Dear longtime and newfound friends,

It's with sadness and, yet, also hope that we share some troubling news with you. Our youngest child has been diagnosed with a very rare disorder - so rare, that presently, there are only about 600 known cases worldwide, though statistically, there are an estimated 2500. The condition is called F.O.P. (Fibrodysplasia Ossificans Progressiva), or "Stoneman's Disease." With F.O.P., the body's soft connective tissue inexplicably metamorphoses into newly formed “healthy” bone, typically after a bump, cut, or some other trigger. Ultimately, the F.O.P. patient becomes immobilized, encased in a secondary skeleton, and eventually succumbs at the average age of 45. Presently, there is neither treatment, nor cure for F.O.P. But, there is hope. That hope lies with you. Support and contributions from friends, family, and acquaintances help to significantly advance the research and progress, already well underway.

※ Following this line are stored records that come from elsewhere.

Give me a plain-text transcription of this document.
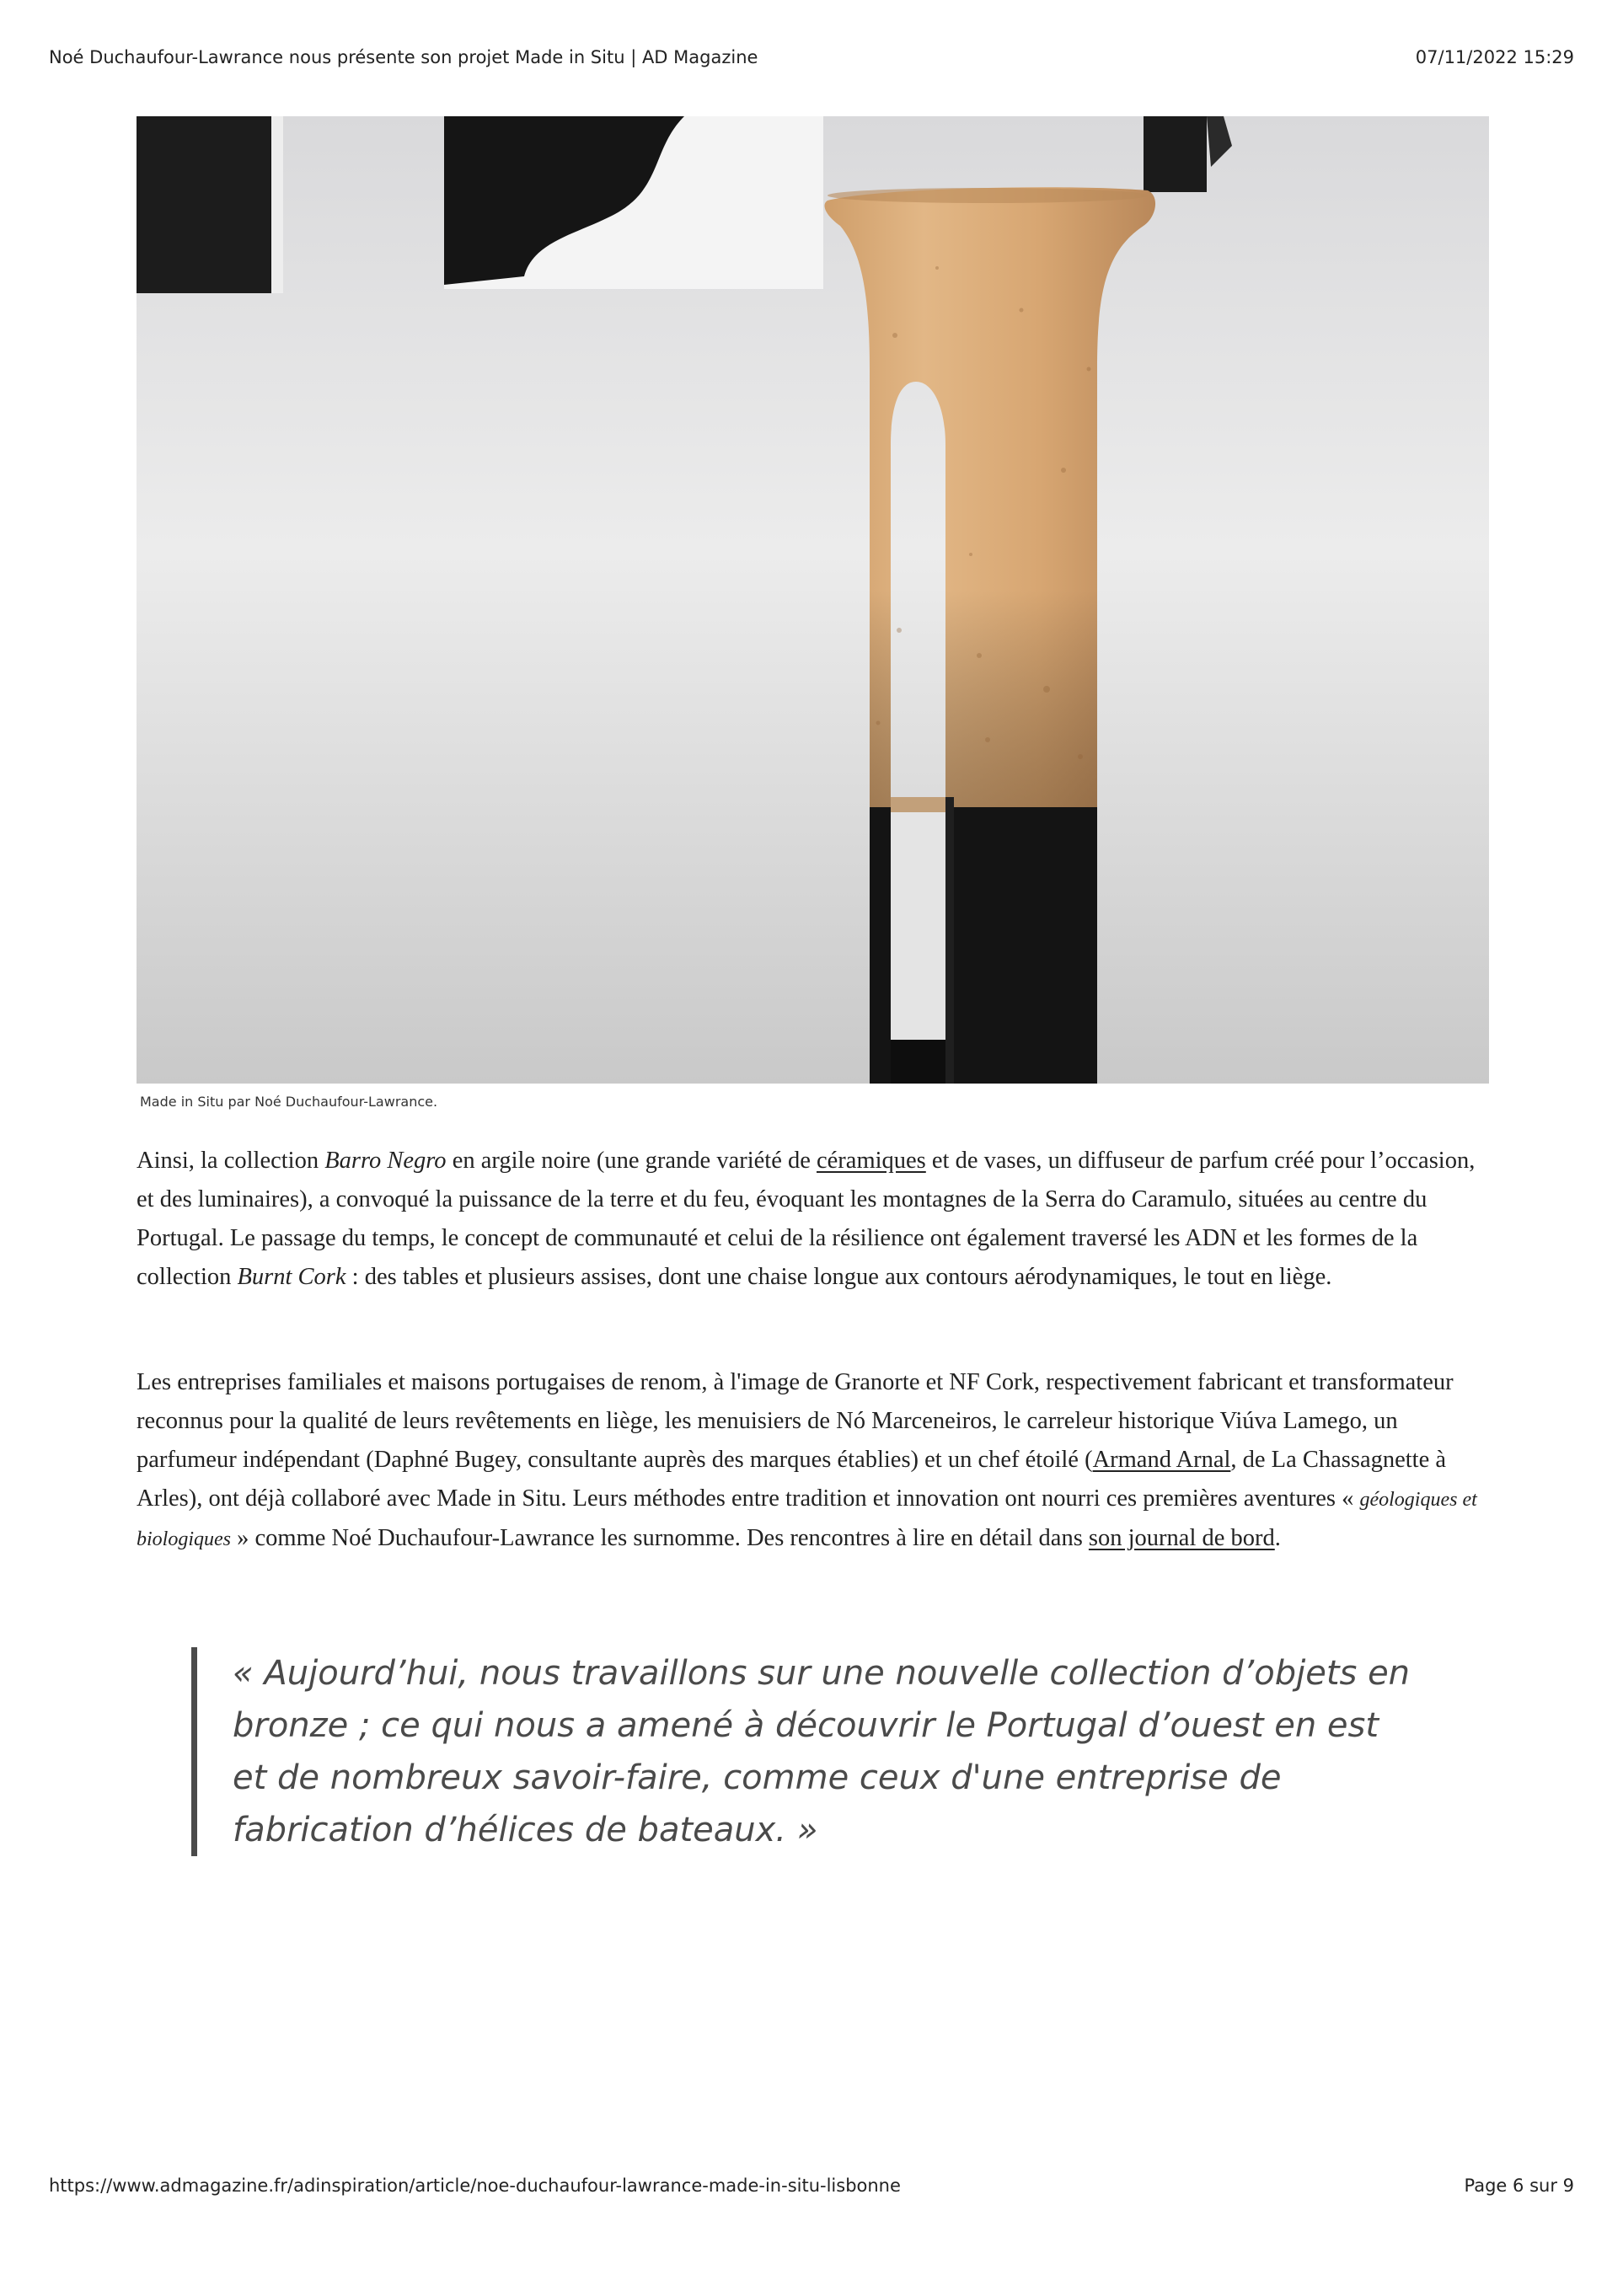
Noé Duchaufour-Lawrance nous présente son projet Made in Situ | AD Magazine	07/11/2022 15:29
Made in Situ par Noé Duchaufour-Lawrance.

Ainsi, la collection Barro Negro en argile noire (une grande variété de céramiques et de vases, un diffuseur de parfum créé pour l’occasion, et des luminaires), a convoqué la puissance de la terre et du feu, évoquant les montagnes de la Serra do Caramulo, situées au centre du Portugal. Le passage du temps, le concept de communauté et celui de la résilience ont également traversé les ADN et les formes de la collection Burnt Cork : des tables et plusieurs assises, dont une chaise longue aux contours aérodynamiques, le tout en liège.

Les entreprises familiales et maisons portugaises de renom, à l'image de Granorte et NF Cork, respectivement fabricant et transformateur reconnus pour la qualité de leurs revêtements en liège, les menuisiers de Nó Marceneiros, le carreleur historique Viúva Lamego, un parfumeur indépendant (Daphné Bugey, consultante auprès des marques établies) et un chef étoilé (Armand Arnal, de La Chassagnette à Arles), ont déjà collaboré avec Made in Situ. Leurs méthodes entre tradition et innovation ont nourri ces premières aventures « géologiques et biologiques » comme Noé Duchaufour-Lawrance les surnomme. Des rencontres à lire en détail dans son journal de bord.

« Aujourd’hui, nous travaillons sur une nouvelle collection d’objets en bronze ; ce qui nous a amené à découvrir le Portugal d’ouest en est et de nombreux savoir-faire, comme ceux d'une entreprise de fabrication d’hélices de bateaux. »
https://www.admagazine.fr/adinspiration/article/noe-duchaufour-lawrance-made-in-situ-lisbonne	Page 6 sur 9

After 15 years of relentless work, Dr. Fred Kaplan and a team of researchers at UPenn miraculously discovered the, one in six billion, gene combination responsible for F.O.P. It made headline news in April (We discovered the news on Yahoo one fateful night, when checking email) and that's when we realized that our child had certain indicators of F.O.P. Despite having visited specialists at Hopkins periodically since birth, her condition, like almost 90% of F.O.P. patients, was not diagnosed properly; the disease is so rare, most doctors are simply not aware of it. Thankfully, she never underwent surgery to correct her skeletal abnormalities; most F.O.P. patients are not so fortunate, and the resulting damage is irreversibly ravaging.

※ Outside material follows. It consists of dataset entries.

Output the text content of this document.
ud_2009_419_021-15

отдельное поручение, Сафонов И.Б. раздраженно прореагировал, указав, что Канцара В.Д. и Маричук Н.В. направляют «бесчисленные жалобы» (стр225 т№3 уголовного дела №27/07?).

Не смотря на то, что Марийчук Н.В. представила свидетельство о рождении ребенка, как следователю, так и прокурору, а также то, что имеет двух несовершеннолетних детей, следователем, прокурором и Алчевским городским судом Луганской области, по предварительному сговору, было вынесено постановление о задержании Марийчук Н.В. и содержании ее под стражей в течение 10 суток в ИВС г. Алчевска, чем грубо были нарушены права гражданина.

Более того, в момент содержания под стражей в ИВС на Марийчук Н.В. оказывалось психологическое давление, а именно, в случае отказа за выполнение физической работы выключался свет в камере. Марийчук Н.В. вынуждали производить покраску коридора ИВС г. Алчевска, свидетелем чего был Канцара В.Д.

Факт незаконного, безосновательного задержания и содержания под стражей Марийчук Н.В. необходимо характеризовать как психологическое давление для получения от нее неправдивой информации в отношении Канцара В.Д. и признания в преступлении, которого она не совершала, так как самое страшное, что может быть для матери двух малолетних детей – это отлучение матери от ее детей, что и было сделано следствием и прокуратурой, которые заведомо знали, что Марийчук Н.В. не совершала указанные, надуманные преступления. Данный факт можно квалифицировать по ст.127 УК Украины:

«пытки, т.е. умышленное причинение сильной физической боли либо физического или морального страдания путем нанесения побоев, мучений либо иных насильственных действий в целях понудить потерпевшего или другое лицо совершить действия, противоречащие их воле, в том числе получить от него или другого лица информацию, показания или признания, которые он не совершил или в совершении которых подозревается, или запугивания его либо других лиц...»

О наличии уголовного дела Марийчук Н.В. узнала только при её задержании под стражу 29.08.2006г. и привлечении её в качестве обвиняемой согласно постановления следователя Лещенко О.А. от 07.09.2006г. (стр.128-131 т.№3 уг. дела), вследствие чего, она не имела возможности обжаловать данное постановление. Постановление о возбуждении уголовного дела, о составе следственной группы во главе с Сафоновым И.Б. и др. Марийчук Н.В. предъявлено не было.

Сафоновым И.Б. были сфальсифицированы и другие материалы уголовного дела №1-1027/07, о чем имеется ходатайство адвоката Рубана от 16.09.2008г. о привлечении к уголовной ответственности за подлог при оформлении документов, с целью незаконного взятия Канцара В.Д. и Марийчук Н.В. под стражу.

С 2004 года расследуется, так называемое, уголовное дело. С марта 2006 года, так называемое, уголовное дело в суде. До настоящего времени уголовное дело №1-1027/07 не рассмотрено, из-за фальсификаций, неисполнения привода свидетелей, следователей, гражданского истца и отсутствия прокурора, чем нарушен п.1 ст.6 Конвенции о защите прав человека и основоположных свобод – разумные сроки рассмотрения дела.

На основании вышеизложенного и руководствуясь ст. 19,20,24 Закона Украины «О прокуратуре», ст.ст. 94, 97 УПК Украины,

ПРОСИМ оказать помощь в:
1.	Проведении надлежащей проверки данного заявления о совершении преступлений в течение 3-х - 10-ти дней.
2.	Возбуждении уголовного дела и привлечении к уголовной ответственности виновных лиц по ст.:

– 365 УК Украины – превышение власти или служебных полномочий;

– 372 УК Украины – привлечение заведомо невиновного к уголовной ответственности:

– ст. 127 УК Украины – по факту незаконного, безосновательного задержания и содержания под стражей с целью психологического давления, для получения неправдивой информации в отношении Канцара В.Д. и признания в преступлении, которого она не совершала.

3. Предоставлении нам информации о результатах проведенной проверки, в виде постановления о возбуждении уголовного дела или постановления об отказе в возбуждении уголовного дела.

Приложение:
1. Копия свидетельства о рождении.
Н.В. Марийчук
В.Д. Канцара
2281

Though F.O.P. is rare, the potential benefits of the gene discovery are HUGE! Potentially, with this ‘Skeletal Key’, researchers will discover effective ways to curtail bone growth where it’s detrimental, and stimulate bone growth where it’s required. Inhibiting bone growth would benefit F.O.P. patients, as well as patients who commonly suffer from extraneous bone growth, due to osteoarthritis, spinal cord injuries, sports' injuries, joint replacement surgeries, and wounds sustained from explosives (The Walter Reed Army Medical Center is very interested in the research currently underway, due to the number of soldiers who've survived I.E.D. blasts and are experiencing extra bone growth in their wounds). On the other hand, stimulating bone growth would greatly benefit those healing from fractures, and those with degenerative bone conditions, such as osteoporosis. Lastly, directing bone growth may one day help victims of traumatic accidents re-grow portions of missing or irreparably damaged bones.

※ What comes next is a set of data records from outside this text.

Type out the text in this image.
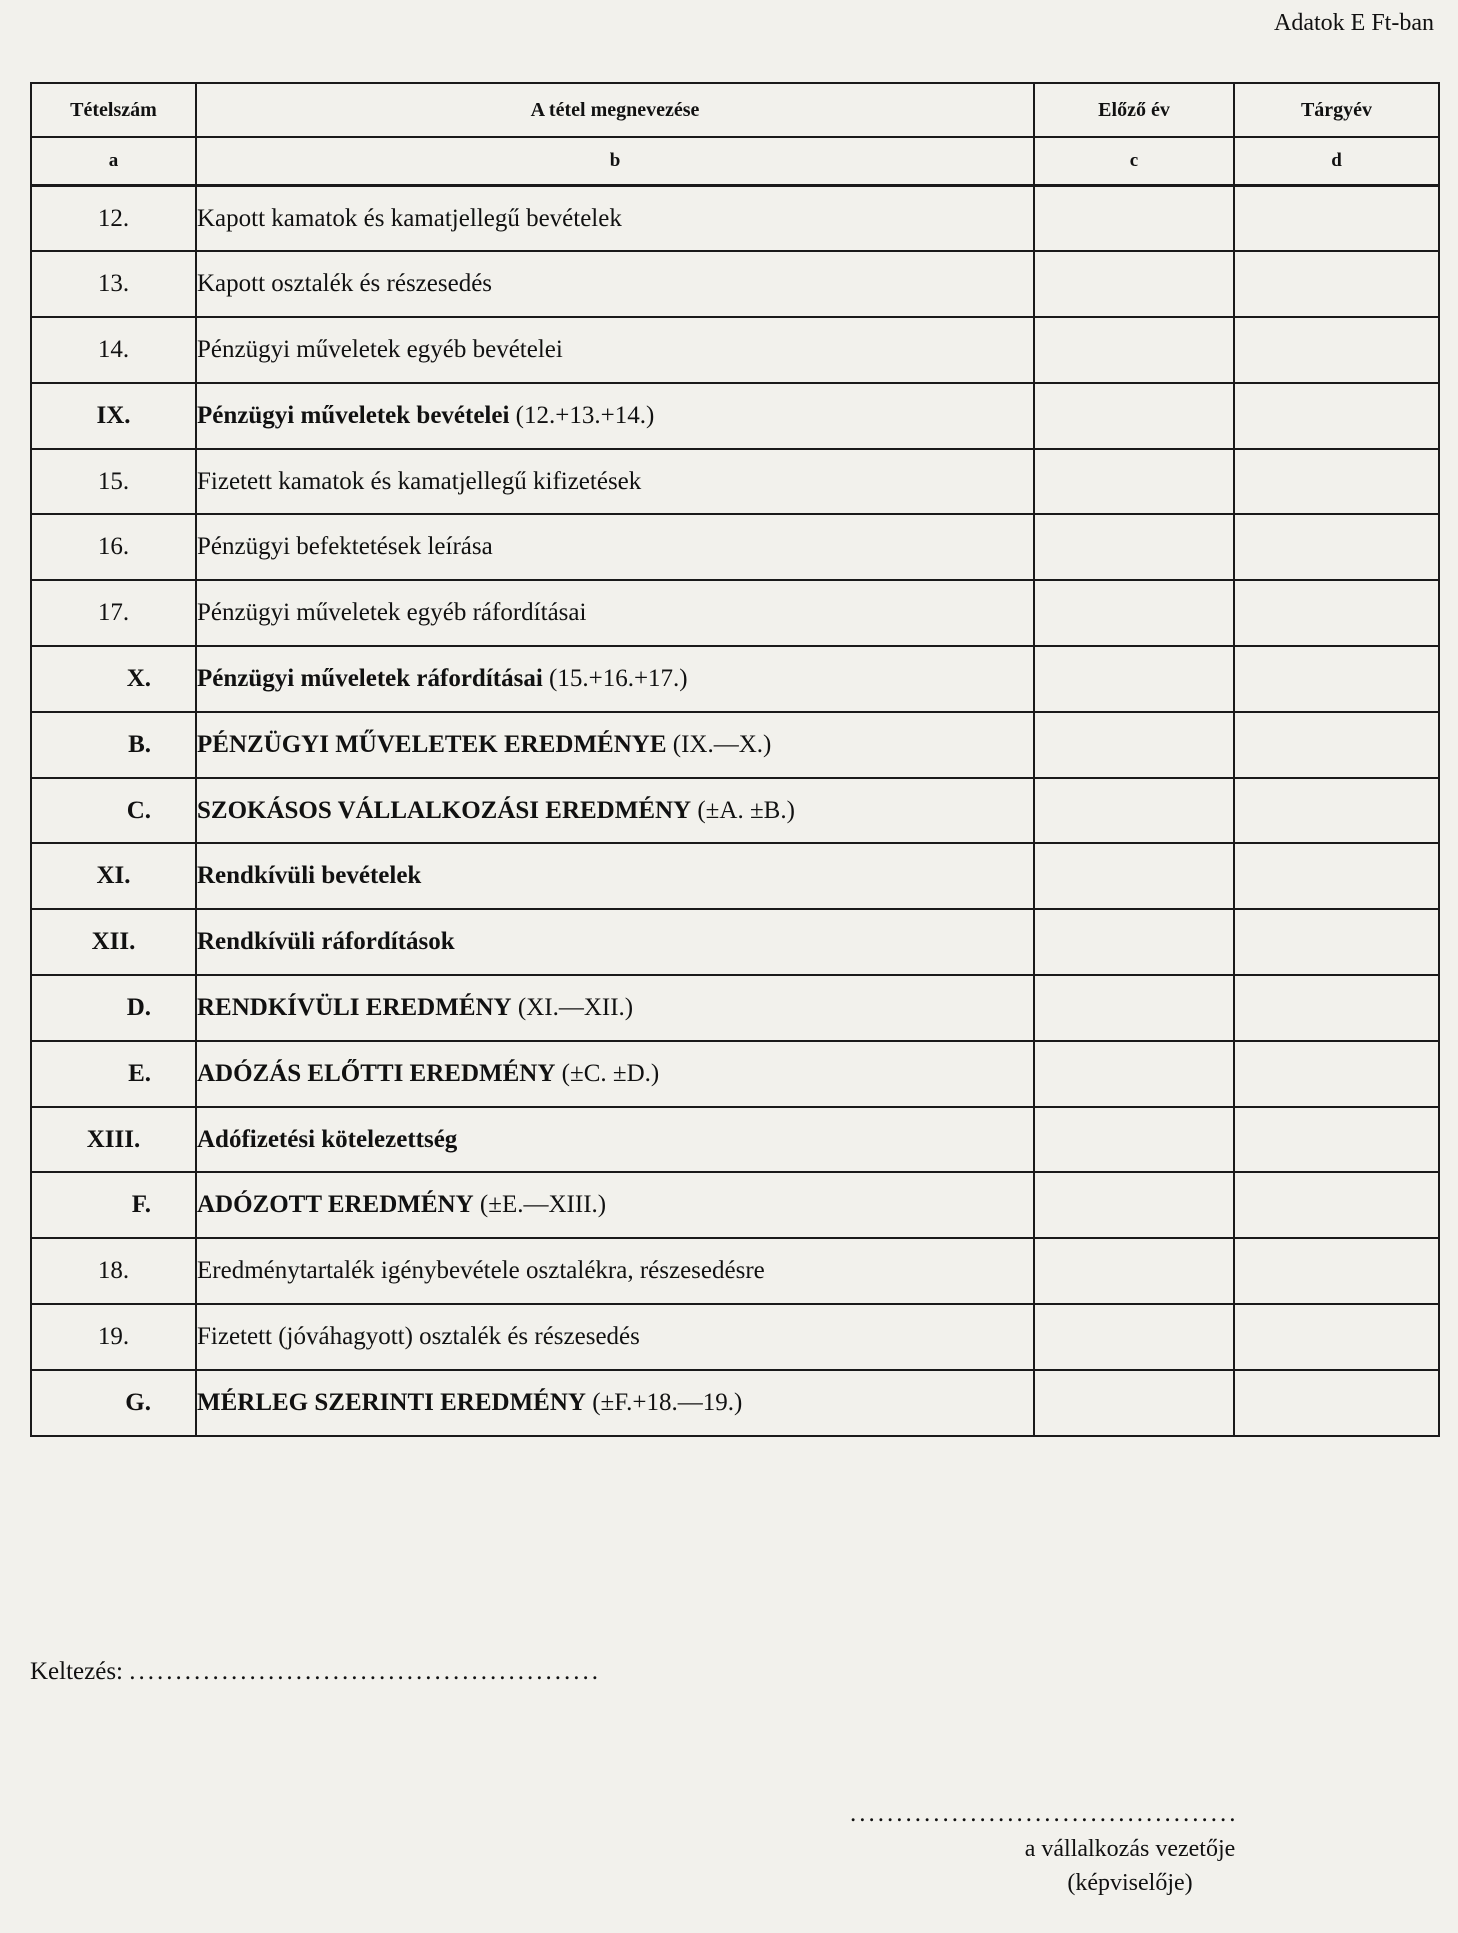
Adatok E Ft-ban
Tételszám	A tétel megnevezése	Előző év	Tárgyév
a	b	c	d
12.	Kapott kamatok és kamatjellegű bevételek		
13.	Kapott osztalék és részesedés		
14.	Pénzügyi műveletek egyéb bevételei		
IX.	Pénzügyi műveletek bevételei (12.+13.+14.)		
15.	Fizetett kamatok és kamatjellegű kifizetések		
16.	Pénzügyi befektetések leírása		
17.	Pénzügyi műveletek egyéb ráfordításai		
X.	Pénzügyi műveletek ráfordításai (15.+16.+17.)		
B.	PÉNZÜGYI MŰVELETEK EREDMÉNYE (IX.—X.)		
C.	SZOKÁSOS VÁLLALKOZÁSI EREDMÉNY (±A. ±B.)		
XI.	Rendkívüli bevételek		
XII.	Rendkívüli ráfordítások		
D.	RENDKÍVÜLI EREDMÉNY (XI.—XII.)		
E.	ADÓZÁS ELŐTTI EREDMÉNY (±C. ±D.)		
XIII.	Adófizetési kötelezettség		
F.	ADÓZOTT EREDMÉNY (±E.—XIII.)		
18.	Eredménytartalék igénybevétele osztalékra, részesedésre		
19.	Fizetett (jóváhagyott) osztalék és részesedés		
G.	MÉRLEG SZERINTI EREDMÉNY (±F.+18.—19.)		
Keltezés: ...................................................
..........................................
a vállalkozás vezetője
(képviselője)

The discovery of the skeletal gene was monumental for the F.O.P. community, providing a stunning ray of hope for a possible treatment, and perhaps, one day, a cure. However, there exists, at best, another 5 to 10 years of intense research, development and testing, before a treatment for F.O.P. may be available. The researchers are currently exploring three avenues of potential treatment: (1) an antibody, to help the body’s immune system respond appropriately to bumps & cuts; (2) a statin drug, to inhibit protein receptors from receiving the mutant gene's demands to make more bone, and (3) RNAi technology, to 'interfere' with the mutant gene's ability to transmit its errant message in the first place. Dr. Kaplan and his team of researchers are fully committed themselves to finding a treatment, and one day, a cure for F.O.P., but none of it will be possible without increased funding and collaborating partners. I should also note that Dr. Kaplan does not charge F.O.P. patients a single dime!

Please, if you feel led to learn more about F.O.P. and want to help kids like our child, you can do the following:

1. Read some recent articles:
   • Newsweek’s "15 People who make America Great," highlighting Dr. Kaplan's commitment to F.O.P. patients. He truly is remarkable...
   • ABC News Primetime's: "When Body Turns to Bone"
   • NIH (National Institute of Health) Spotlight on Research:
2. Donate to, or join IFOPA
3. Pray, Pray, Pray, Pray
   • That our child's F.O.P. would progress very slowly, and that she would continue to enjoy her childhood years, and beyond.
   • That God shows us how we're to help our child, and others like her.
   • That pharmaceutical firms would partner with F.O.P researchers to develop a treatment, and ultimately, a cure.
   • That one day, F.O.P. patients can have their extra bone surgically removed, without fear of it aggressively growing back.